In the U.K., women at very high risk of breast cancer, which includes high-risk genetic mutation carriers or who have had previous radiotherapy to breast tissue, are entitled to annual MRI screening with or without mammography.
According to the NHS best practice, this group's annual MRI is double read, with at least one of the readers experienced in 100 MRI scans per year. The guidance also stipulates that the target minimum standard recall rate should be kept below 10% but the expected standard is set at under 7% per year, noted Dr. Lucinda Frank, radiology registrar at Cheltenham General Hospital, Gloucestershire NHS Foundation Trust, who presented an audit of recall rate and other key performance indicators in high-risk breast MRI screening.
"The expected recall rate of 7% has proved difficult to attain in published studies. Our aim was to evaluate the recall rate in our unit, evaluate the cancer detection rate (CDR) and assess any temporal trends," noted Frank, who pointed to recall rates of over 10% in the literature.
The team studied all high-risk screening MRI scans between January 2014 and September 2019, and it reviewed any cases with classifications of MRI 3 (indeterminate), 4 (suspicious), and 5 (malignant), to determine how the case was assessed and the outcome, whether the case was a prevalent or incident screen, and to look for trends over time. The group also searched local databases to try and identify any interval cancers.
Results showed that there were 283 screening episodes in the time period, which comprised 90 prevalent screens and 193 incident screens. A total of 19 patients were recalled for assessment. This meant that the overall recall rate was 6.7%, with a 13.3% recall rate in prevalent screens and a 3.6% recall rate in incident cases. The recall rate varied between 3% and 9% each year of the study period, and except in 2014, more prevalent screens were recalled than incident screens.
Five cancers and no interval cancers were diagnosed during the study period. Due to the relatively small numbers included in the study, there were some years where there was no cancer detected. Overall cancer detection rate was 17.6 per 1000 and a positive predictive value (PPV) for recall of 26%, in line with the published literature, Frank told attendees.
The research team also revealed that of the recalled cases, three of 19 were deemed unnecessary: In one case there was significant movement artifact, and in another, the diffusion-weighted imaging (DWI) sequences were misinterpreted. However, these occurred before protocols changed, which led to an adjustment of T2-weighted sequence, higher-resolution DWI, and routine evaluation of postcontrast subtracted series, according to Frank.

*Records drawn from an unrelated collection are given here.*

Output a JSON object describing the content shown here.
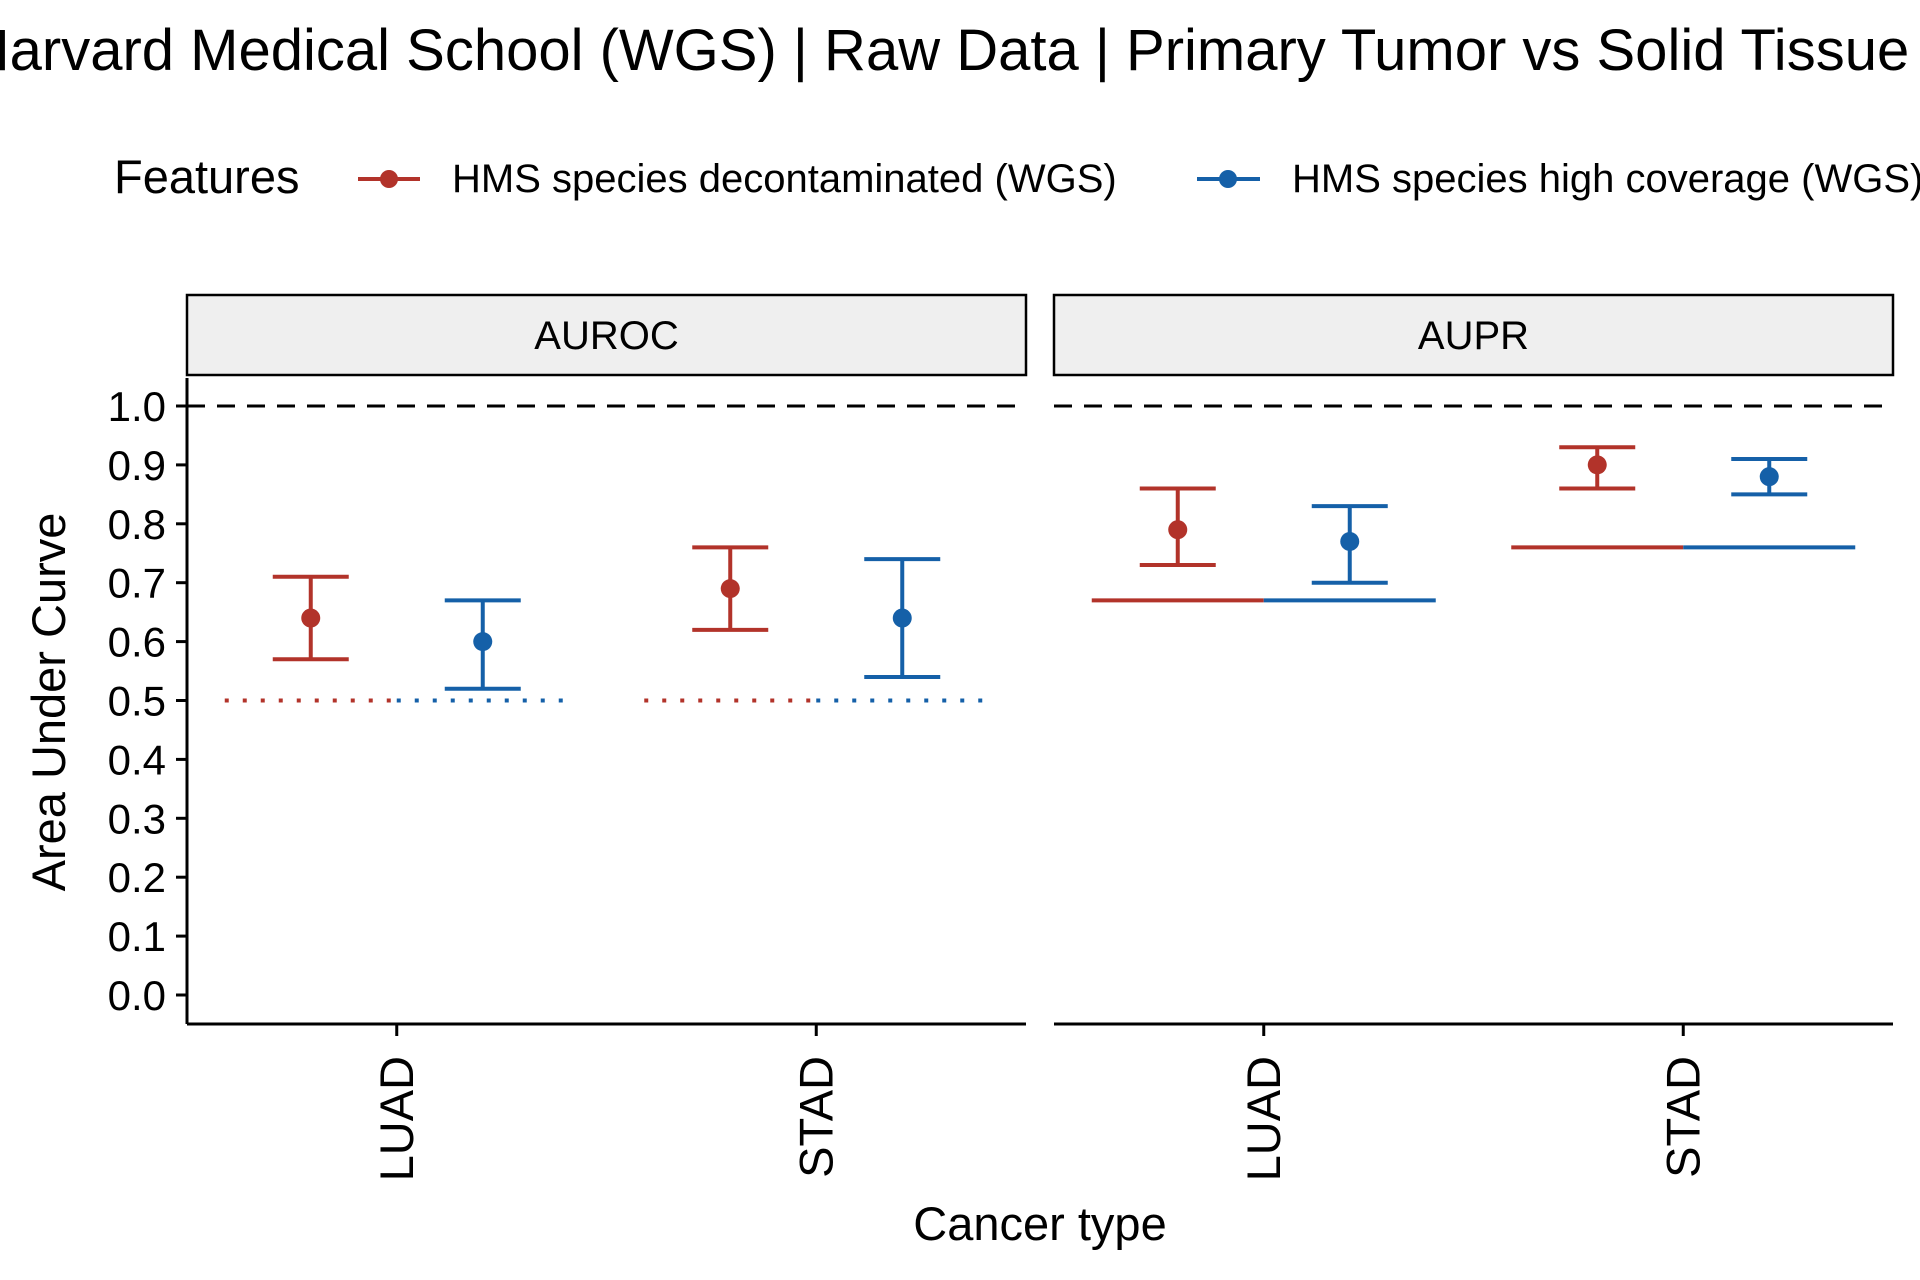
{
  "chart_data": {
    "type": "scatter",
    "title": "Harvard Medical School (WGS) | Raw Data | Primary Tumor vs Solid Tissue Normal",
    "xlabel": "Cancer type",
    "ylabel": "Area Under Curve",
    "legend": {
      "title": "Features",
      "position": "top",
      "items": [
        {
          "label": "HMS species decontaminated (WGS)",
          "color": "#b2332a"
        },
        {
          "label": "HMS species high coverage (WGS)",
          "color": "#1560a8"
        }
      ]
    },
    "categories": [
      "LUAD",
      "STAD"
    ],
    "ylim": [
      0,
      1
    ],
    "yticks": [
      "0.0",
      "0.1",
      "0.2",
      "0.3",
      "0.4",
      "0.5",
      "0.6",
      "0.7",
      "0.8",
      "0.9",
      "1.0"
    ],
    "grid": false,
    "reference_line": 1.0,
    "panels": [
      {
        "name": "AUROC",
        "series": [
          {
            "name": "HMS species decontaminated (WGS)",
            "color": "#b2332a",
            "values": [
              0.64,
              0.69
            ],
            "lower": [
              0.57,
              0.62
            ],
            "upper": [
              0.71,
              0.76
            ],
            "baseline": [
              0.5,
              0.5
            ]
          },
          {
            "name": "HMS species high coverage (WGS)",
            "color": "#1560a8",
            "values": [
              0.6,
              0.64
            ],
            "lower": [
              0.52,
              0.54
            ],
            "upper": [
              0.67,
              0.74
            ],
            "baseline": [
              0.5,
              0.5
            ]
          }
        ]
      },
      {
        "name": "AUPR",
        "series": [
          {
            "name": "HMS species decontaminated (WGS)",
            "color": "#b2332a",
            "values": [
              0.79,
              0.9
            ],
            "lower": [
              0.73,
              0.86
            ],
            "upper": [
              0.86,
              0.93
            ],
            "baseline": [
              0.67,
              0.76
            ]
          },
          {
            "name": "HMS species high coverage (WGS)",
            "color": "#1560a8",
            "values": [
              0.77,
              0.88
            ],
            "lower": [
              0.7,
              0.85
            ],
            "upper": [
              0.83,
              0.91
            ],
            "baseline": [
              0.67,
              0.76
            ]
          }
        ]
      }
    ]
  }
}
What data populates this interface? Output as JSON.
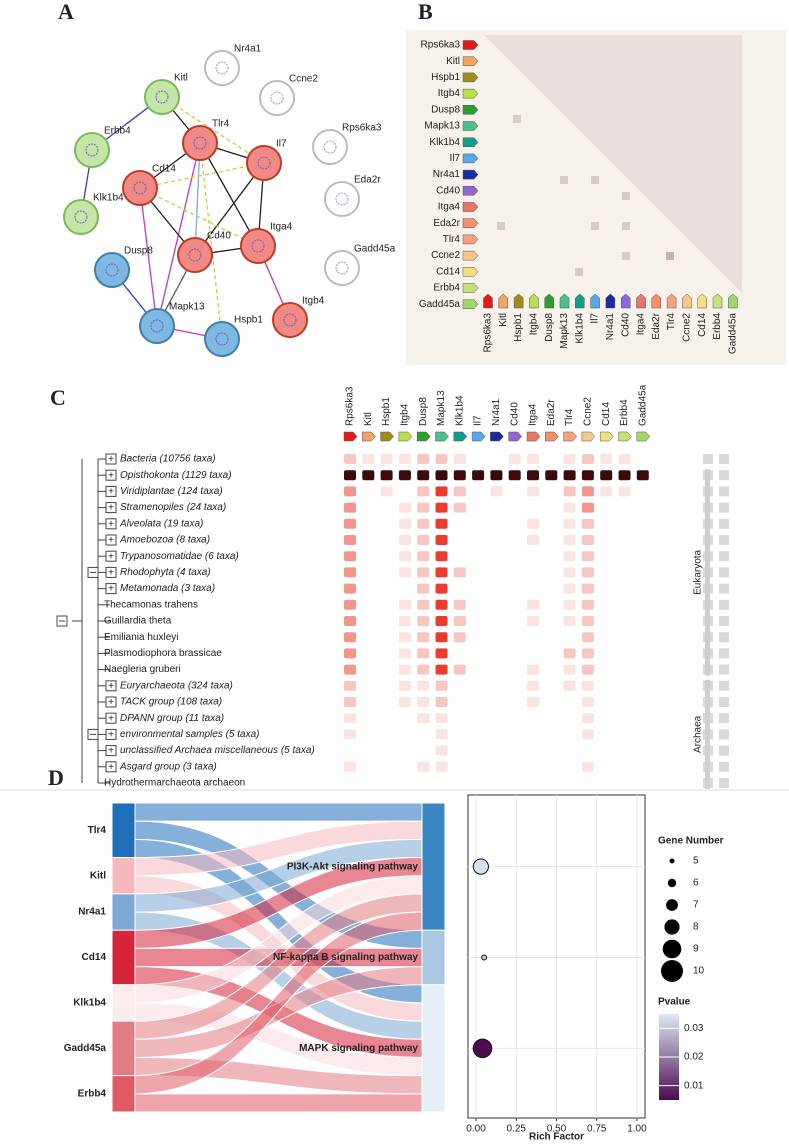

Frank noted that the department's recall rate of 6.7% meets the expected standard of under 7%, which is better than the recall rates described in the literature. The researchers believe the unit met this target because of two key factors:
"We feel that having a small number of experienced MRI reporters and a rigorous protocol has helped achieve this standard. DWI and subtraction sequences are invaluable for problem-solving particularly in prevalent screens," Frank noted.